New machine to test lung functions available at GHCH

Updated design could help people be more comfortable as they take these tests

The new lung testing machine at Grays Harbor Community Hospital may look like an isolation tube on the set of a 1950s game show, but it provides potentially life-saving information about the people who venture inside and use it.

Called a diagnostic body plethysmograph, it’s located in the hospital’s cardiopulmonary department for lung testing, patients with asthma, chronic lung disease, lung or other cancers, and for health checks before surgery.

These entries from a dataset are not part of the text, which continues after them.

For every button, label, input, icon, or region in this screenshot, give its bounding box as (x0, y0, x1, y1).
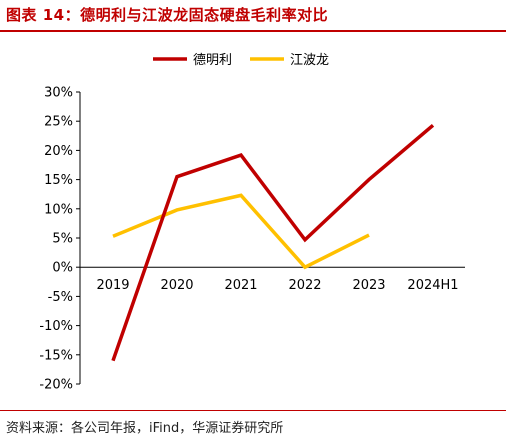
title-divider (0, 30, 506, 32)
x-tick-label: 2019 (96, 278, 129, 293)
source-note: 资料来源：各公司年报，iFind，华源证券研究所 (6, 421, 284, 436)
y-tick-label: 25% (44, 115, 73, 130)
y-tick-label: -20% (39, 378, 73, 393)
y-tick-label: 20% (44, 144, 73, 159)
chart-title: 图表 14：德明利与江波龙固态硬盘毛利率对比 (6, 6, 329, 24)
footer-divider (0, 410, 506, 411)
y-tick-label: 15% (44, 173, 73, 188)
chart-legend: 德明利 江波龙 (153, 53, 329, 68)
x-tick-label: 2020 (160, 278, 193, 293)
line-chart: 德明利 江波龙 30% 25% 20% 15% 10% 5% 0% -5% -10% -15% -20… (39, 53, 465, 393)
y-tick-label: 30% (44, 86, 73, 101)
x-tick-label: 2021 (224, 278, 257, 293)
y-tick-label: 10% (44, 202, 73, 217)
series-line-0 (111, 123, 435, 362)
x-tick-label: 2022 (288, 278, 321, 293)
y-tick-label: -10% (39, 319, 73, 334)
legend-label-1: 江波龙 (290, 53, 329, 68)
y-tick-label: 5% (52, 232, 73, 247)
x-axis: 2019 2020 2021 2022 2023 2024H1 (80, 266, 465, 293)
legend-label-0: 德明利 (193, 53, 232, 68)
series-line-1 (112, 193, 370, 270)
x-tick-label: 2024H1 (407, 278, 458, 293)
chart-series (111, 123, 435, 362)
y-tick-label: -15% (39, 348, 73, 363)
x-tick-label: 2023 (352, 278, 385, 293)
y-axis: 30% 25% 20% 15% 10% 5% 0% -5% -10% -15% -20% (39, 86, 81, 393)
y-tick-label: 0% (52, 261, 73, 276)
y-tick-label: -5% (48, 290, 73, 305)
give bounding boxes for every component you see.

“It’s used by people of all ages,” said Valerie Norwood, the hospital’s cardiopulmonary supervisor. “People with allergies, emphysema, Chronic Obstructive Pulmonary Disease — even teenagers with exercise-induced asthma.”

Norwood said the tests performed with the machine provide many answers that help diagnose a person’s condition. However, the testing can take up to 90 minutes, and the person needs to provide all the effort they can muster for the results to be accurate.

Some of the patients have difficulties and need to be able to cough or drink some warm or cold liquid during the testing so they can continue the process to the end.

“One of our biggest jobs is to help them overcome their fear,” Norwood explained. “They can come in very nervous and scared. We help them understand what they are going to do.”

Children sometimes need to take these types of tests. The machine can be adjusted to accommodate their size but the process can be hard for youths because it requires a long time in which they have to follow directions.

The older version of this machine was smaller and for some it could be “claustrophobic,” Norwood said.

Images on the machine’s adjacent computer screen make it easier for children to be tested than it was when using the older model because they can easily see what’s going on outside of it because from the inside of the tube-shaped machine the view is clear like a window.

“One on-screen image has a birthday cake with candles on it and another has a balloon that expands,” Norwood said. “These images help the child know how their doing.”

The machine can be adjusted for people with mobility problems, too. The seat is at the same level as a wheelchair.

The hospital intends to eventually increase the hours of operation for this machine from two days to four days a week. They currently conduct less than 500 of these tests each year, and chronic patients take these tests annually.

“We can only serve a percentage of the population each year,” she said.

The lung testing isn’t done exclusively on people with apparent health problems. It’s also used to screen workers to ensure they have no problems working in certain heavy industries. Potential fire fighters also require lung testing.

“But some tests are for more fun reasons — people who want to scuba dive,” Norwood said.

Before the hospital invested in its first plethysmograph six years ago, it used a spirometer, which measures the air capacity of one’s lungs.

“Some doctor’s offices have spirometers and use them to see if a patient needs to come here for full testing,” she noted.